Plans call for 20 Boeing 767s and 30 Airbus A319s in the new division. The Montreal-based carrier wants to reconfigure the low-cost cabin for economy and "premium economy" seating. At the end of last year, under a configuration with business and economy class, Air Canada had 38 120-seat Airbus A319s and 30 Boeing 767s, which seat from 191 to 213 passengers.

The aim is to hire as many as 462 pilots - 238 captains and 224 first officers - by 2015 for the fledgling discount unit. Air Canada "wants to launch its own LCC to stop market share erosion," according to the ACPA backgrounder.

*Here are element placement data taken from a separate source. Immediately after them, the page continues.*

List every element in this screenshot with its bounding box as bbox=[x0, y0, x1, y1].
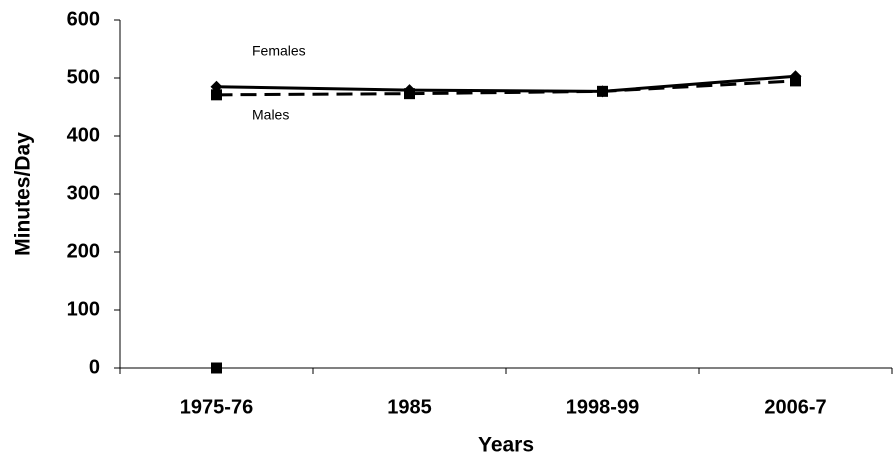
x-tick-label: 1998-99 bbox=[566, 396, 639, 418]
x-axis-title: Years bbox=[478, 434, 534, 457]
y-tick-label: 100 bbox=[67, 298, 100, 320]
series-line bbox=[216, 79, 796, 97]
series-annotation: Females bbox=[252, 43, 306, 59]
marker bbox=[597, 85, 608, 97]
y-tick-label: 400 bbox=[67, 124, 100, 146]
y-tick-label: 0 bbox=[89, 356, 100, 378]
marker bbox=[790, 75, 801, 87]
y-tick-label: 600 bbox=[67, 8, 100, 30]
y-axis-title: Minutes/Day bbox=[12, 132, 35, 256]
y-tick-label: 500 bbox=[67, 66, 100, 88]
y-tick-label: 200 bbox=[67, 240, 100, 262]
marker bbox=[211, 89, 222, 101]
marker bbox=[211, 362, 222, 374]
series-line bbox=[216, 74, 796, 93]
marker bbox=[404, 88, 415, 100]
series-annotation: Males bbox=[252, 107, 289, 123]
x-tick-label: 1985 bbox=[387, 396, 432, 418]
x-tick-label: 2006-7 bbox=[764, 396, 826, 418]
x-tick-label: 1975-76 bbox=[180, 396, 253, 418]
y-tick-label: 300 bbox=[67, 182, 100, 204]
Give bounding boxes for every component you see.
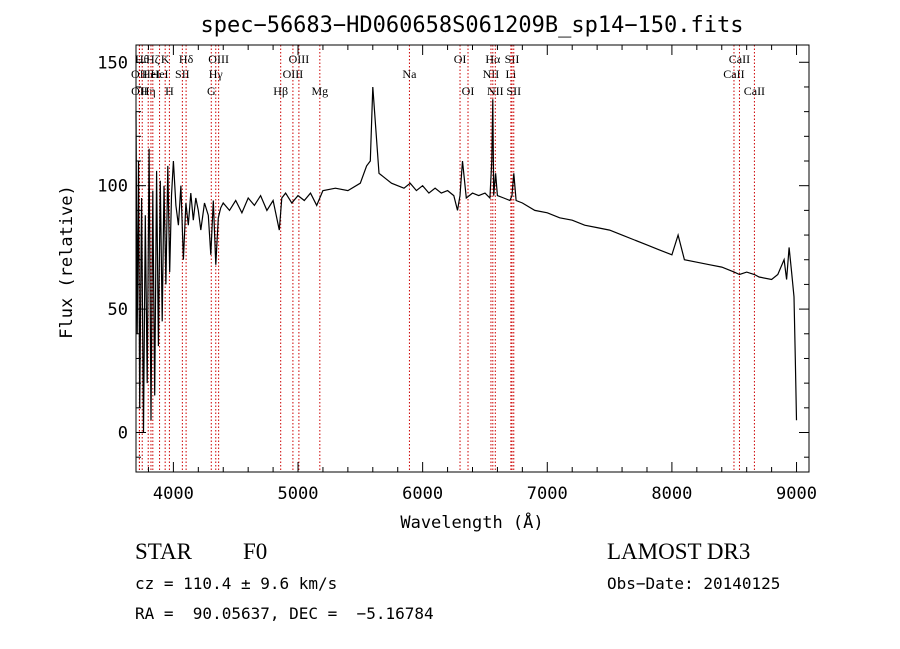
line-marker-label: SII bbox=[505, 52, 520, 66]
observation-date: Obs−Date: 20140125 bbox=[607, 574, 781, 593]
line-marker-label: OIII bbox=[283, 67, 304, 81]
y-tick-label: 0 bbox=[118, 424, 128, 444]
line-marker-label: NII bbox=[483, 67, 500, 81]
line-marker-label: Li bbox=[506, 67, 517, 81]
line-marker-label: Hβ bbox=[273, 84, 288, 98]
line-marker-label: OI bbox=[454, 52, 467, 66]
line-marker-label: H bbox=[165, 84, 174, 98]
line-marker-label: HeI bbox=[151, 67, 169, 81]
line-marker-label: Hγ bbox=[209, 67, 224, 81]
y-tick-label: 150 bbox=[97, 53, 128, 73]
line-marker-label: CaII bbox=[723, 67, 744, 81]
y-tick-label: 100 bbox=[97, 177, 128, 197]
line-marker-label: HeI bbox=[142, 67, 160, 81]
line-marker-label: Mg bbox=[311, 84, 328, 98]
plot-frame bbox=[135, 44, 810, 473]
plot-area: OIIOIIHθHηHeIHζHeIKHSIIHδGHγOIIIHβOIIIOI… bbox=[97, 44, 817, 504]
line-marker-label: K bbox=[161, 52, 170, 66]
x-tick-label: 8000 bbox=[651, 484, 692, 504]
object-class: STAR bbox=[135, 539, 192, 564]
line-marker-label: OIII bbox=[289, 52, 310, 66]
line-marker-label: OI bbox=[462, 84, 475, 98]
line-marker-label: Hζ bbox=[146, 52, 160, 66]
line-marker-label: Hδ bbox=[179, 52, 194, 66]
redshift-cz: cz = 110.4 ± 9.6 km/s bbox=[135, 574, 338, 593]
spectrum-line bbox=[135, 86, 798, 433]
y-axis-label: Flux (relative) bbox=[57, 185, 77, 339]
coordinates: RA = 90.05637, DEC = −5.16784 bbox=[135, 604, 434, 623]
line-marker-label: OII bbox=[131, 84, 148, 98]
x-tick-label: 6000 bbox=[402, 484, 443, 504]
line-marker-label: Hα bbox=[485, 52, 501, 66]
x-tick-label: 4000 bbox=[153, 484, 194, 504]
line-marker-label: OIII bbox=[208, 52, 229, 66]
survey-name: LAMOST DR3 bbox=[607, 539, 751, 564]
line-marker-label: SII bbox=[506, 84, 521, 98]
line-marker-label: Na bbox=[402, 67, 417, 81]
x-tick-label: 5000 bbox=[278, 484, 319, 504]
x-tick-label: 9000 bbox=[776, 484, 817, 504]
line-marker-label: G bbox=[207, 84, 216, 98]
line-marker-label: CaII bbox=[729, 52, 750, 66]
line-marker-label: SII bbox=[175, 67, 190, 81]
line-marker-label: NII bbox=[487, 84, 504, 98]
spectral-subclass: F0 bbox=[243, 539, 268, 564]
chart-title: spec−56683−HD060658S061209B_sp14−150.fit… bbox=[200, 13, 743, 38]
line-marker-label: Hη bbox=[141, 84, 156, 98]
x-axis-label: Wavelength (Å) bbox=[400, 511, 543, 533]
y-tick-label: 50 bbox=[108, 300, 128, 320]
line-marker-label: CaII bbox=[744, 84, 765, 98]
x-tick-label: 7000 bbox=[527, 484, 568, 504]
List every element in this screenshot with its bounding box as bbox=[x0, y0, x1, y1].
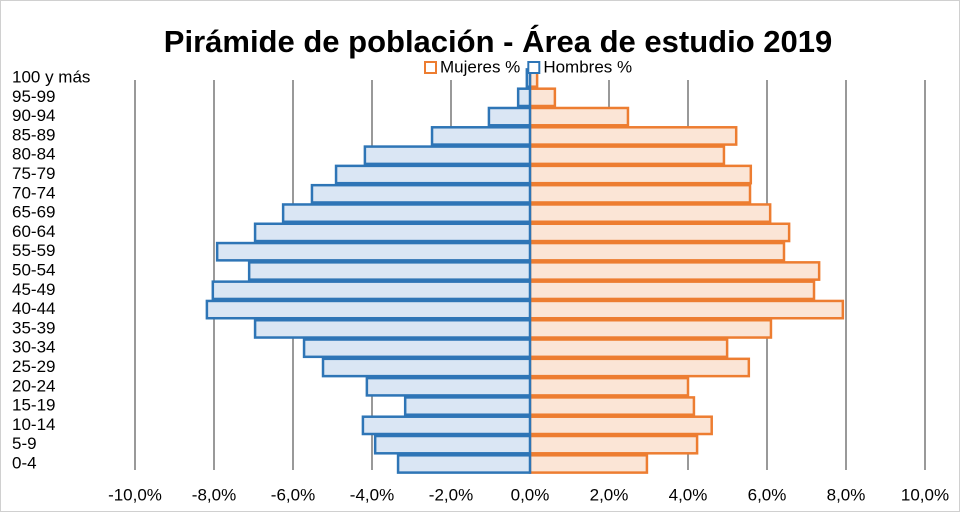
bar bbox=[487, 106, 532, 127]
bar bbox=[363, 145, 532, 166]
bar bbox=[403, 396, 532, 416]
legend-swatch bbox=[424, 61, 437, 74]
bar bbox=[528, 145, 726, 166]
y-tick-label: 50-54 bbox=[12, 260, 55, 279]
legend-swatch bbox=[527, 61, 541, 74]
bar bbox=[211, 280, 532, 301]
y-tick-label: 20-24 bbox=[12, 376, 55, 395]
y-tick-label: 40-44 bbox=[12, 299, 55, 318]
bar bbox=[528, 261, 821, 281]
y-tick-label: 35-39 bbox=[12, 318, 55, 337]
y-tick-label: 95-99 bbox=[12, 87, 55, 106]
bar bbox=[528, 126, 738, 146]
x-tick-label: -6,0% bbox=[271, 485, 315, 504]
bar bbox=[528, 183, 752, 204]
x-tick-label: 2,0% bbox=[590, 485, 629, 504]
y-tick-label: 75-79 bbox=[12, 164, 55, 183]
bar bbox=[310, 183, 532, 204]
y-tick-label: 45-49 bbox=[12, 280, 55, 299]
x-tick-label: 6,0% bbox=[748, 485, 787, 504]
bar bbox=[361, 415, 532, 436]
bar bbox=[528, 203, 772, 224]
y-tick-label: 55-59 bbox=[12, 241, 55, 260]
bar bbox=[528, 299, 845, 320]
y-tick-label: 15-19 bbox=[12, 396, 55, 415]
x-tick-label: -8,0% bbox=[192, 485, 236, 504]
y-tick-label: 30-34 bbox=[12, 338, 55, 357]
chart-title: Pirámide de población - Área de estudio … bbox=[164, 24, 832, 59]
bar bbox=[528, 87, 557, 108]
bar bbox=[253, 318, 532, 339]
y-tick-label: 25-29 bbox=[12, 357, 55, 376]
bar bbox=[430, 126, 532, 146]
y-tick-label: 60-64 bbox=[12, 222, 55, 241]
y-tick-label: 85-89 bbox=[12, 125, 55, 144]
y-tick-label: 10-14 bbox=[12, 415, 55, 434]
bar bbox=[528, 280, 816, 301]
bar bbox=[373, 434, 532, 455]
y-tick-label: 80-84 bbox=[12, 145, 55, 164]
bar bbox=[302, 338, 532, 359]
legend-label: Mujeres % bbox=[440, 57, 520, 76]
bar bbox=[253, 222, 532, 243]
bar bbox=[528, 415, 713, 436]
bar bbox=[528, 454, 649, 474]
x-tick-label: -4,0% bbox=[350, 485, 394, 504]
y-tick-label: 70-74 bbox=[12, 183, 55, 202]
bar bbox=[205, 299, 532, 320]
x-tick-label: -2,0% bbox=[429, 485, 473, 504]
y-tick-label: 65-69 bbox=[12, 203, 55, 222]
bar bbox=[528, 434, 699, 455]
y-tick-label: 100 y más bbox=[12, 68, 90, 87]
bar bbox=[528, 357, 751, 378]
bar bbox=[528, 241, 786, 262]
bar bbox=[215, 241, 532, 262]
x-tick-label: 4,0% bbox=[669, 485, 708, 504]
bar bbox=[365, 376, 532, 397]
x-tick-label: -10,0% bbox=[108, 485, 162, 504]
y-tick-label: 0-4 bbox=[12, 453, 37, 472]
bar bbox=[528, 222, 791, 243]
bar bbox=[281, 203, 532, 224]
bar bbox=[516, 87, 532, 108]
x-tick-label: 10,0% bbox=[901, 485, 949, 504]
legend-label: Hombres % bbox=[543, 57, 632, 76]
bar bbox=[528, 376, 690, 397]
x-tick-label: 8,0% bbox=[827, 485, 866, 504]
x-tick-label: 0,0% bbox=[511, 485, 550, 504]
bar bbox=[334, 164, 532, 185]
bar bbox=[321, 357, 532, 378]
y-tick-label: 90-94 bbox=[12, 106, 55, 125]
bar bbox=[247, 261, 532, 281]
bar bbox=[528, 164, 753, 185]
bar bbox=[528, 396, 696, 416]
y-tick-label: 5-9 bbox=[12, 434, 37, 453]
bar bbox=[528, 318, 773, 339]
bar bbox=[528, 338, 729, 359]
bar bbox=[396, 454, 532, 474]
bar bbox=[528, 106, 630, 127]
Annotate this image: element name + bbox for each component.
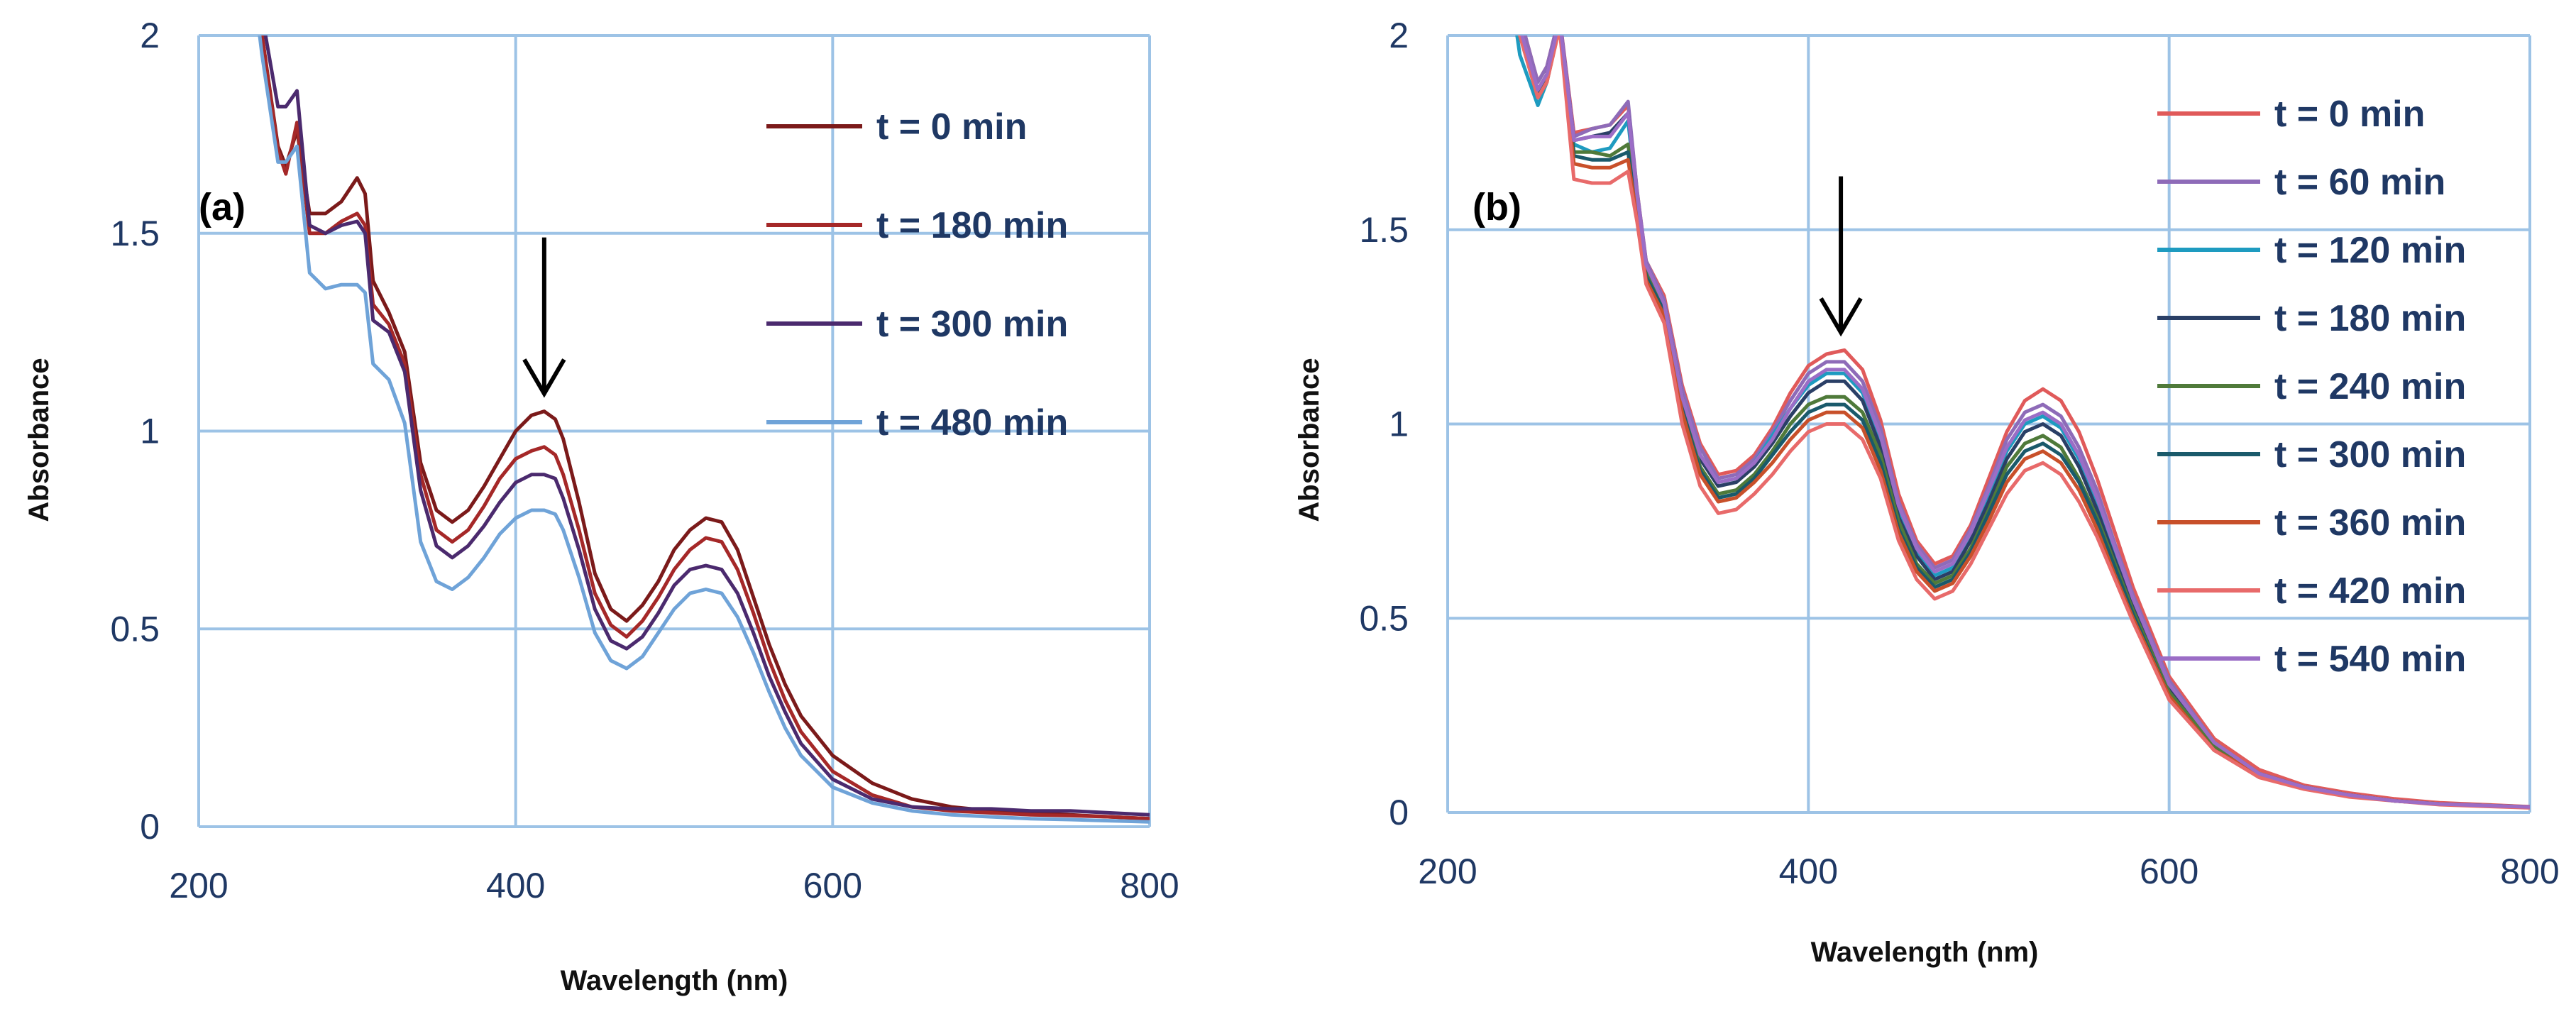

ACPA and Air Canada declined comment.

Air Canada has experimented with discount divisions in the past, notably the Zip Air Inc. fleet, which was launched in 2002, in part as a low-cost rival to Calgary-based WestJet Airlines Ltd. But Air Canada shut it down in 2004, just two years after start-up. With distinctive purple planes, Air Canada also operated Tango as a low-cost carrier for less than two years, closing it in the fall of 2003, though the name Tango lives on as the label for the airline's lowest-fare category.